Herr Grlic, hatten Sie zwischendurch Zweifel, dass es ähnlich wie beim Relegations-K.o. gegen Würzburg vor zwei Jahren auch diesmal sportlich nicht reichen könnte?
Ivica Grlic: Nein. Ich habe vorher immer gesagt: Wenn wir es am letzten Spieltag aus eigener Kraft schaffen können, den Klassenerhalt zu schaffen, dann haben wir alles richtig gemacht. Was man nicht vergessen darf: Unser Etat von 7,5 Millionen Euro zählt mit zu den kleinsten in der 2. Liga. Andere Vereine, die in der Tabelle hinter uns gelandet sind, hatten ein deutlich höheres, teils mehr als das doppelte an Budget.

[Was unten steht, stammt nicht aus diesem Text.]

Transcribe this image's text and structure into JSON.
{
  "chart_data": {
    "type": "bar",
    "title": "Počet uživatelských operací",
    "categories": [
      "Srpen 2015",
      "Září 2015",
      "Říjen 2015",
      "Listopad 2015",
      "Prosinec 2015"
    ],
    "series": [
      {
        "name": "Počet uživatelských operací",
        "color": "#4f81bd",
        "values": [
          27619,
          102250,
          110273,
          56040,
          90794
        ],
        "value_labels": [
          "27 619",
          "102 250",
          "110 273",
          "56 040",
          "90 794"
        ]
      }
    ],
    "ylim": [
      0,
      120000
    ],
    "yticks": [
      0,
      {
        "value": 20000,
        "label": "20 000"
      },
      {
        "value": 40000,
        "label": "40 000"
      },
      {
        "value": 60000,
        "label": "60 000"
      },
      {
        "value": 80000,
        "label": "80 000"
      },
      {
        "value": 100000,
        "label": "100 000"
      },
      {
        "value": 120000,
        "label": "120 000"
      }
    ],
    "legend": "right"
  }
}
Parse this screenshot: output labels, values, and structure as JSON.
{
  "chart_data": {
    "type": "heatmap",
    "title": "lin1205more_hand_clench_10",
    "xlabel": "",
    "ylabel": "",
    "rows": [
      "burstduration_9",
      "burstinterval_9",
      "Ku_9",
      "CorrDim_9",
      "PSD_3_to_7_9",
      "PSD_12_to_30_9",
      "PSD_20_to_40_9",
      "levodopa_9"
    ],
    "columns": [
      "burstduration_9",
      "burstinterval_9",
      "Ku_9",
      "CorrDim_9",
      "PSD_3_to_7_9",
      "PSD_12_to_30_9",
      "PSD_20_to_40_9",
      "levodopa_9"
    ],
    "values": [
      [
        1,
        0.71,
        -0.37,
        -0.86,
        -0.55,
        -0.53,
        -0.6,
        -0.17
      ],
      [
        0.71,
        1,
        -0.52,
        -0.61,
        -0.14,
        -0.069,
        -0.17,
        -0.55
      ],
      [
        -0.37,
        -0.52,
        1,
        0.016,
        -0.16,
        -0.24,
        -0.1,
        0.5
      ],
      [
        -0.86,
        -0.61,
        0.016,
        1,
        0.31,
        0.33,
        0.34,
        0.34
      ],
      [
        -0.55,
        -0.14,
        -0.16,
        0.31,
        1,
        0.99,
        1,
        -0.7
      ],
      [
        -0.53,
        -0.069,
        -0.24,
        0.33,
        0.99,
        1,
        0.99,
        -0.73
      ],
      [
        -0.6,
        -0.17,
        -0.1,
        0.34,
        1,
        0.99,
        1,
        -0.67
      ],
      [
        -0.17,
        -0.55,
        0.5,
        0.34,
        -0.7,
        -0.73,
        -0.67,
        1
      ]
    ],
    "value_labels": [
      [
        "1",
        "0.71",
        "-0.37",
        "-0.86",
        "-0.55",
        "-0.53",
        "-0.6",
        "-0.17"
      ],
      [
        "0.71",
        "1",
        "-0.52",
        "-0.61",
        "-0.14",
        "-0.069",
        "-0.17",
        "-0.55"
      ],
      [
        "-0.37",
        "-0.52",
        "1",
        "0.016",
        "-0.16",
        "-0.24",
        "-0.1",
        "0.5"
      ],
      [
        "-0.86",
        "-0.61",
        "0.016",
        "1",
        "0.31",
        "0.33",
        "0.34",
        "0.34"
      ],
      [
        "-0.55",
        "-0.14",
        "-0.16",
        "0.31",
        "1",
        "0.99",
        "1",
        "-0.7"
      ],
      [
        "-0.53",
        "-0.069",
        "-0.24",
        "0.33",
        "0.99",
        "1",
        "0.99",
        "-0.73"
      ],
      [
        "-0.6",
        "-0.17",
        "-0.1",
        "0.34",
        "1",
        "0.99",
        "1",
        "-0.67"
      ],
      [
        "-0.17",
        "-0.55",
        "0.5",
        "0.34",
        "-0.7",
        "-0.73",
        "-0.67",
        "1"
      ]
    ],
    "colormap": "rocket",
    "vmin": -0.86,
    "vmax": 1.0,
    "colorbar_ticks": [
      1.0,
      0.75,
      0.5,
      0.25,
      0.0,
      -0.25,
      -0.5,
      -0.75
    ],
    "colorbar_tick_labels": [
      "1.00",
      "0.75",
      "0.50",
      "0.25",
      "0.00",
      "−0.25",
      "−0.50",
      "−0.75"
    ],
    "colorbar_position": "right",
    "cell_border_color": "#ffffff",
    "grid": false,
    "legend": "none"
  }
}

Also der 1. FC Kaiserslautern…
Grlic: Zum Beispiel. Oder Eintracht Braunschweig. Da sprechen wir über ganz andere Summen und Möglichkeiten. Wir haben es geschafft, mit unseren überschaubaren finanziellen Mitteln eine Mannschaft zu formen, die sich a.) mit dem Verein identifiziert und b.) auch schönen Fußball spielen kann. Wir haben natürlich Spiele wie das 1:0 in Sandhausen gehabt, in denen es nur über den Kampf ging, und es gab auch einige extrem hohe Niederlagen. Aber unter dem Strich hat es die Mannschaft hervorragend gemacht. Gerade Ende April war der Druck vor dem Spiel bei Mitkonkurrent Aue sehr hoch. Unsere Leistung war beim 3:1-Sieg sehr souverän. Aus den letzten vier Spielen haben wir noch einmal zehn Punkte geholt. Das war beachtlich.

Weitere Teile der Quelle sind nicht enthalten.